Thereafter, the 2+ client modules use the lock in the structure to
coordinate
access with other client modules using the same device.
Drivers use superio_enter/exit() to do their own locking/unlocking,
letting them trade off lock-fiddling vs locked-duration.
The module does *not* guarantee anything, it offers no protection
against rogue (existing) modules which dont use the superio-locks
coordinator.
( is anti-rogue protection even possible ?
Perhaps, IFF modules reserve the 2 superio addresses - semi-rogue ? )

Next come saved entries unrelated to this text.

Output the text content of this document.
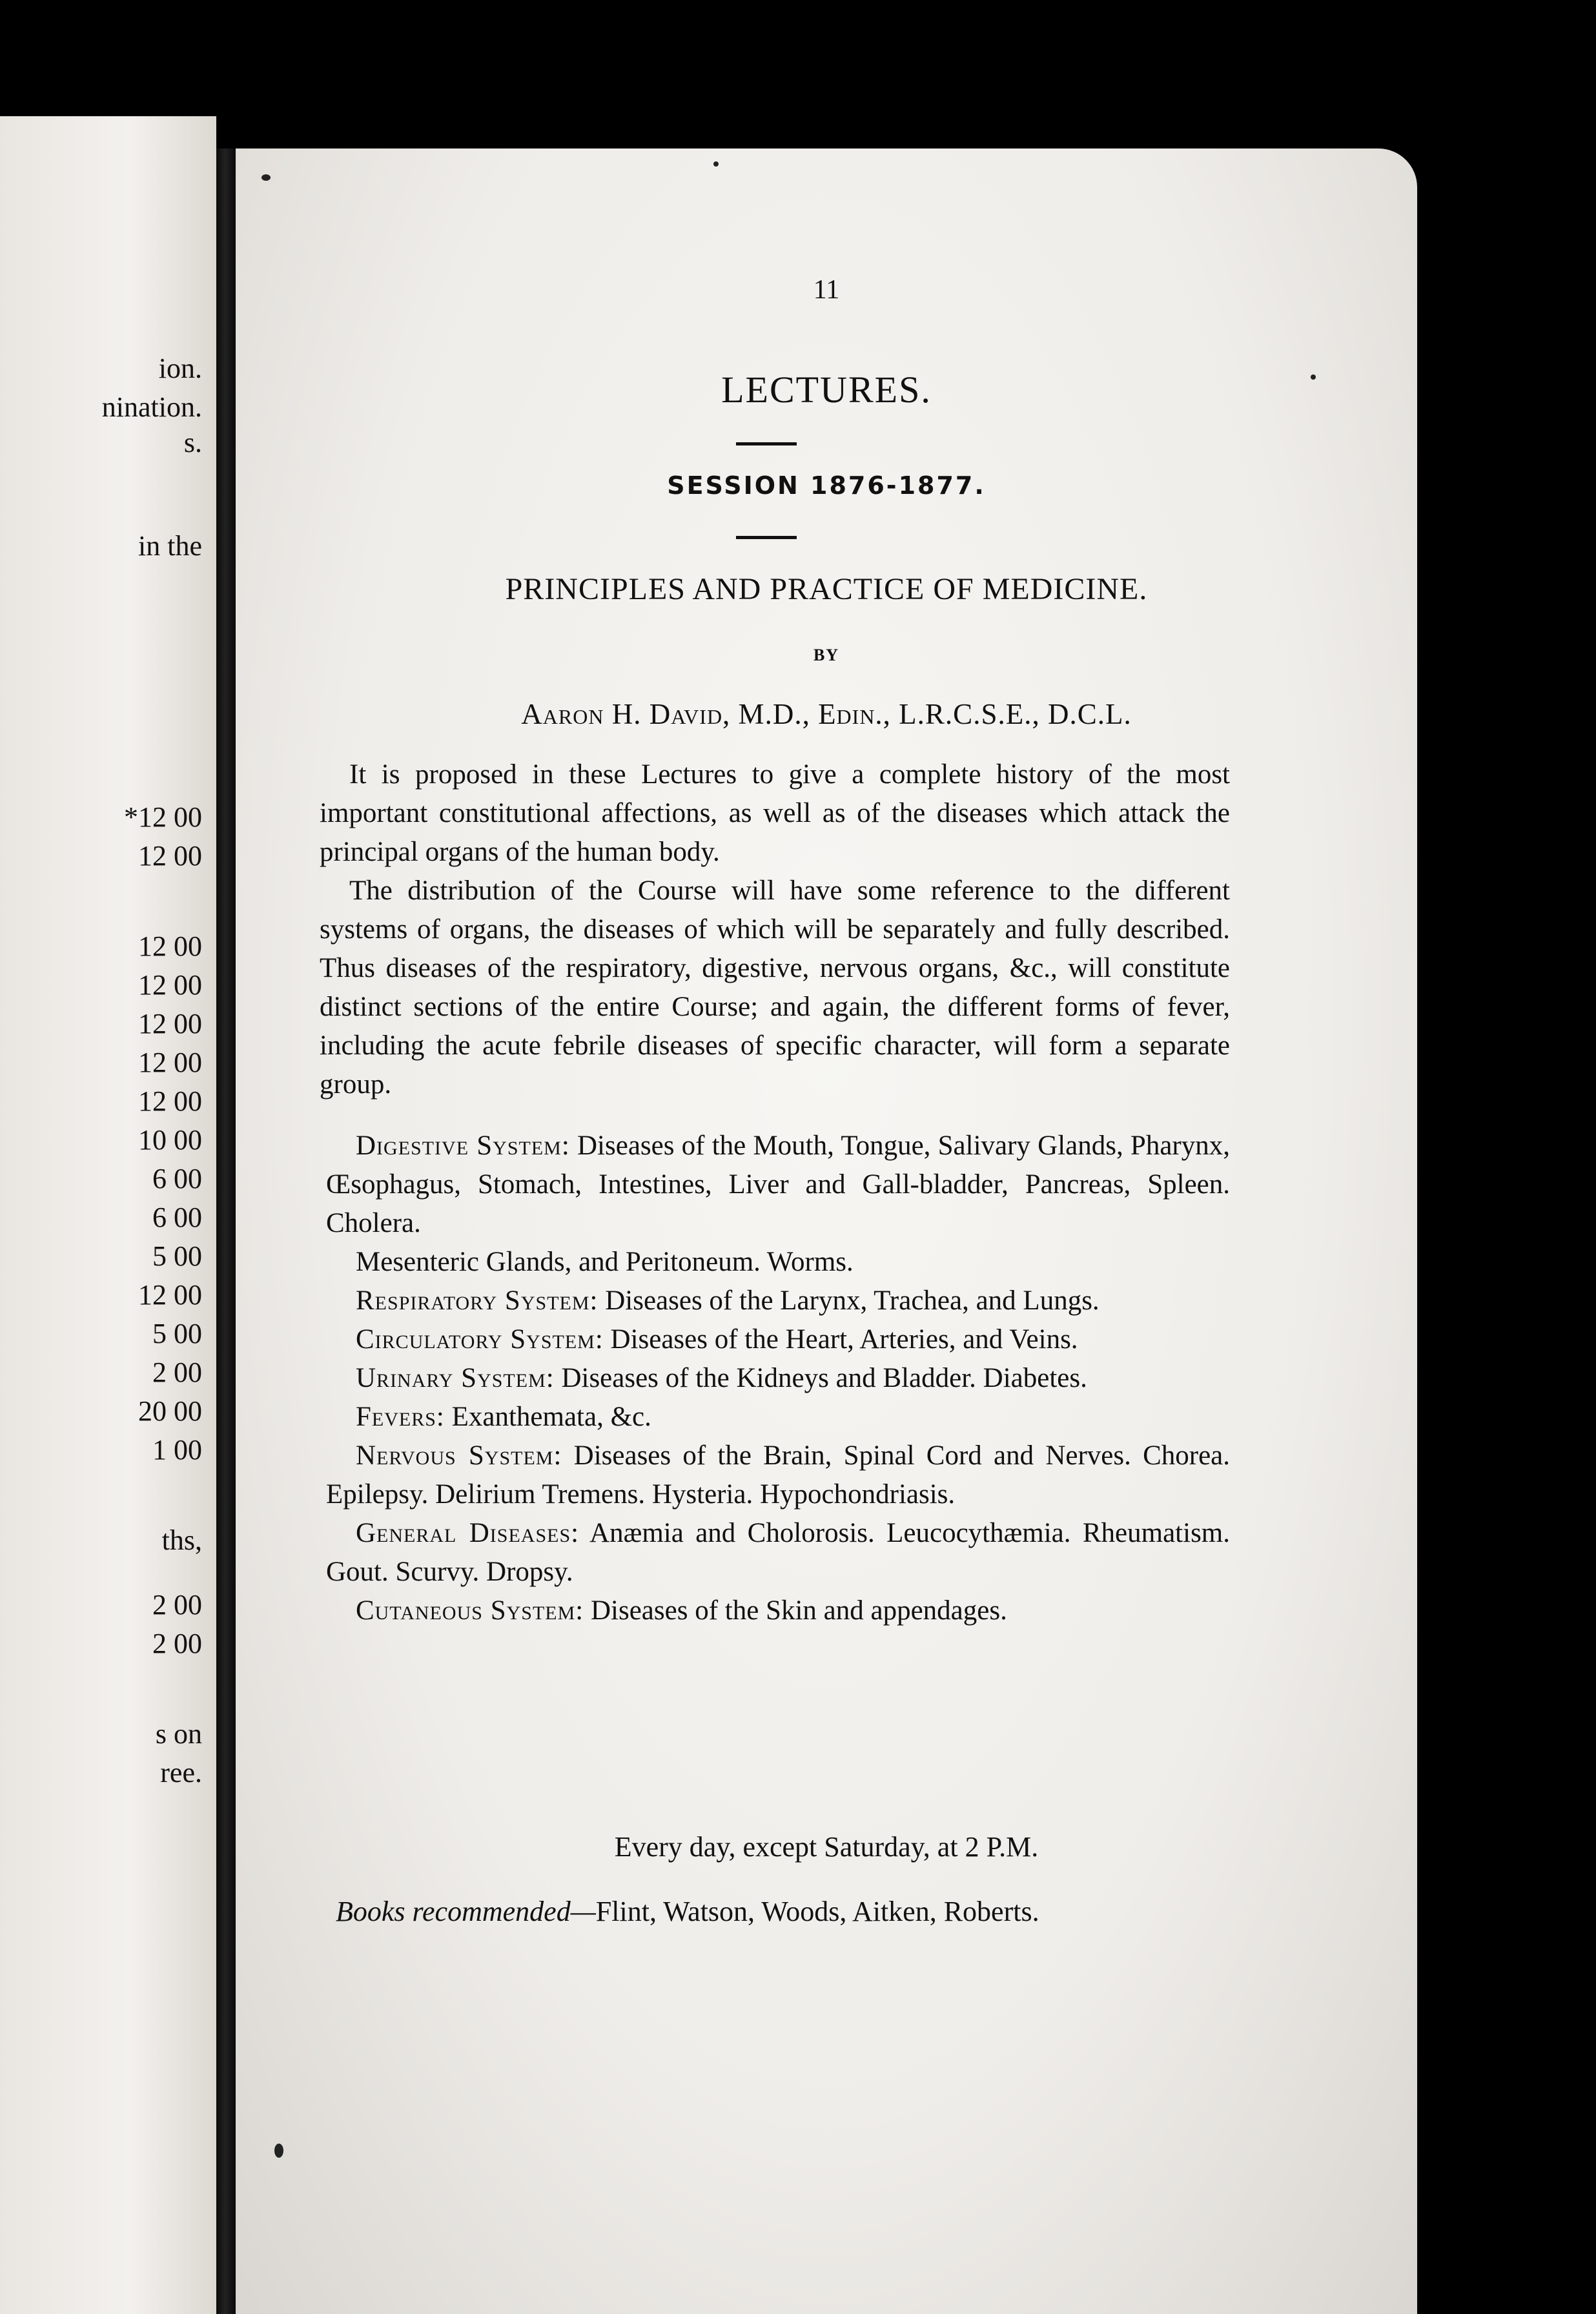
ion.
nination.
s.
in the
*12 00
12 00
12 00
12 00
12 00
12 00
12 00
10 00
6 00
6 00
5 00
12 00
5 00
2 00
20 00
1 00
ths,
2 00
2 00
s on
ree.
11
LECTURES.
SESSION 1876-1877.
PRINCIPLES AND PRACTICE OF MEDICINE.
BY
Aaron H. David, M.D., Edin., L.R.C.S.E., D.C.L.

It is proposed in these Lectures to give a complete history of the most important constitutional affections, as well as of the diseases which attack the principal organs of the human body.

The distribution of the Course will have some reference to the different systems of organs, the diseases of which will be separately and fully described. Thus diseases of the respiratory, digestive, nervous organs, &c., will constitute distinct sections of the entire Course; and again, the different forms of fever, including the acute febrile diseases of specific character, will form a separate group.

Digestive System: Diseases of the Mouth, Tongue, Salivary Glands, Pharynx, Œsophagus, Stomach, Intestines, Liver and Gall-bladder, Pancreas, Spleen. Cholera.

Mesenteric Glands, and Peritoneum. Worms.

Respiratory System: Diseases of the Larynx, Trachea, and Lungs.

Circulatory System: Diseases of the Heart, Arteries, and Veins.

Urinary System: Diseases of the Kidneys and Bladder. Diabetes.

Fevers: Exanthemata, &c.

Nervous System: Diseases of the Brain, Spinal Cord and Nerves. Chorea. Epilepsy. Delirium Tremens. Hysteria. Hypochondriasis.

General Diseases: Anæmia and Cholorosis. Leucocythæmia. Rheumatism. Gout. Scurvy. Dropsy.

Cutaneous System: Diseases of the Skin and appendages.

Every day, except Saturday, at 2 P.M.
Books recommended—Flint, Watson, Woods, Aitken, Roberts.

Thanks Sergey, for cc'g, and for your off-list review that saved me some
embarrassment,
and saved the list from a sloppy patch.
1/3 adds superio_locks, into newly created drivers/isa
Its a bit chatty, which I presume is ok for now..

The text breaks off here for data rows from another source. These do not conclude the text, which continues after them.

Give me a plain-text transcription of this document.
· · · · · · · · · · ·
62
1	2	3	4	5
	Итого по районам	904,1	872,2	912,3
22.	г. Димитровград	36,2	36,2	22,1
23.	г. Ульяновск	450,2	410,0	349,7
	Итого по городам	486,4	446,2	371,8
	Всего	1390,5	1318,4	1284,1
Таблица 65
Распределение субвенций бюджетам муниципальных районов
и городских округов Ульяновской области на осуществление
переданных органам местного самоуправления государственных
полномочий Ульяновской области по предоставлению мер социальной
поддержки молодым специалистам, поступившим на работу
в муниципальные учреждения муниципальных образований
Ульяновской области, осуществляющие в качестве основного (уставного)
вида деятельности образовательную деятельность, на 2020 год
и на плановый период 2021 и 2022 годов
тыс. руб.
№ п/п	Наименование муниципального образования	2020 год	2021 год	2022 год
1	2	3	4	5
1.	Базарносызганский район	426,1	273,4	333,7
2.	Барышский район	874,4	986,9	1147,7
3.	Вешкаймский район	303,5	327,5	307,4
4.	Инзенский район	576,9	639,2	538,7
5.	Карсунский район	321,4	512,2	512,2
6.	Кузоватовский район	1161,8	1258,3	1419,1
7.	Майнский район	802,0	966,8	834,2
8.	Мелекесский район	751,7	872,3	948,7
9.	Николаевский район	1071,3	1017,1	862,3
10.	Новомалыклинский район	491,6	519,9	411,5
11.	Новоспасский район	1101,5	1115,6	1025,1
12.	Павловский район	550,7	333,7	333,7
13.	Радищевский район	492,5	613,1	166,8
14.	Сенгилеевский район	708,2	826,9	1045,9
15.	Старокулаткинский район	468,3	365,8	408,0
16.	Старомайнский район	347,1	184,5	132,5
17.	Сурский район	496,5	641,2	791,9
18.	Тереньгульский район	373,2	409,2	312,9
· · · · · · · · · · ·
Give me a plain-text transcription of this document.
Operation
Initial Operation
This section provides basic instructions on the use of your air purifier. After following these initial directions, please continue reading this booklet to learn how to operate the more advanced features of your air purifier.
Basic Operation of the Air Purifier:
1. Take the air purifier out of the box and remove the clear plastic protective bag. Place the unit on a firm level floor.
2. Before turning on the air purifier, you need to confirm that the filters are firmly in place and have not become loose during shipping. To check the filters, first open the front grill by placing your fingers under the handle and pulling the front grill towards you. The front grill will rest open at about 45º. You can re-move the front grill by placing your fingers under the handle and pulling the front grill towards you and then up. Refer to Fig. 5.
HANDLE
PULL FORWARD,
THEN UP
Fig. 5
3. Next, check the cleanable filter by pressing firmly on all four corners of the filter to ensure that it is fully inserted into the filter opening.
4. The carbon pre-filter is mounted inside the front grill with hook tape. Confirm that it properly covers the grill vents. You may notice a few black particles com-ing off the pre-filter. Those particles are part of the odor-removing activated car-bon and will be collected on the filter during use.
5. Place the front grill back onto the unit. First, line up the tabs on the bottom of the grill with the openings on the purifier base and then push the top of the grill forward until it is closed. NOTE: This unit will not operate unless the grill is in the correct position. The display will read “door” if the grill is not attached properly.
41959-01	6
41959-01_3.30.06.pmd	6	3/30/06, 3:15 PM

the number of reservations is settable via modparam: max_locks
soekris:~# modprobe superio_locks
[ 8715.042408] superio: initializing with 3 reservation slots
soekris:~# rmmod superio_locks
[ 8701.149869] superio: releasing 3 superio reservation slots
2/3 adapts drivers/hwmon/pc87360 to use superio_find()
this module needs superio port only during initialization,
so releases it quickly.
soekris:~# modprobe pc87360
[ 8794.528967] superio: no devid e1 at 2e
[ 8794.532929] superio: no devid e8 at 2e
[ 8794.536845] superio: no devid e4 at 2e
[ 8794.540768] superio: no devid e5 at 2e
[ 8794.544688] superio: allocating slot 0, addr 2e for device e9
[ 8794.550606] superio: devid e9 found at 2e
[ 8794.554802] pc87360: Device 0x09 not activated
[ 8794.559423] superio: releasing last user of superio-port 2e
3/3 adapts drivers/char/pc8736x_gpio
this module needs the superio-port at runtime to alter pin-configs,
so it doesnt release its superio-port reservation until module-exit
soekris:~# modprobe pc8736x_gpio
[ 8996.498524] platform pc8736x_gpio.0: NatSemi pc8736x GPIO Driver
Initializing
[ 8996.505892] superio: no devid e1 at 2e
[ 8996.509826] superio: no devid e8 at 2e
[ 8996.513739] superio: no devid e4 at 2e
[ 8996.517669] superio: no devid e5 at 2e
[ 8996.521594] superio: allocating slot 0, addr 2e for device e9
[ 8996.527582] superio: devid e9 found at 2e
[ 8996.531819] platform pc8736x_gpio.0: GPIO ioport 6600 reserved
soekris:~#
soekris:~# rmmod pc8736x_gpio
[ 9008.702637] superio: releasing last user of superio-port 2e
soekris:~# modprobe pc8736x_gpio
[ 4595.154139] superio: initializing with 3 reservation slots
[ 4596.742521] platform pc8736x_gpio.0: NatSemi pc8736x GPIO Driver
Initializing
[ 4596.750192] superio: no devid:e1 at port:2e
[ 4596.755212] superio: no devid:e8 at port:2e
[ 4596.759702] superio: no devid:e4 at port:2e
[ 4596.764184] superio: no devid:e5 at port:2e
[ 4596.768663] superio: allocating slot 0, addr 2e for device e9
[ 4596.774698] superio: found devid:e9 port:2e
[ 4596.779419] platform pc8736x_gpio.0: GPIO ioport 6600 reserved
soekris:~#
soekris:~# modprobe pc87360
[ 4603.693727] superio: no devid:e1 at port:2e
[ 4603.698245] superio: no devid:e8 at port:2e
[ 4603.703429] superio: no devid:e4 at port:2e
[ 4603.707934] superio: no devid:e5 at port:2e
[ 4603.712950] superio: sharing port:2e dev:e9 users:2
[ 4603.718125] superio: found devid:e9 port:2e
[ 4603.722609] pc87360: Device 0x09 not activated
[ 4604.965883] pc87360 9191-6620: VLM conversion set to 1s period, 160us
delay
soekris:~#
Ive done limited testing, using the 2 drivers for my PC-87366 chip,
to insure that I havent badly botched something, (I still may have ;)
and looked at several of the hwmon drivers that operate superio ports.
comments in code speak to those observations.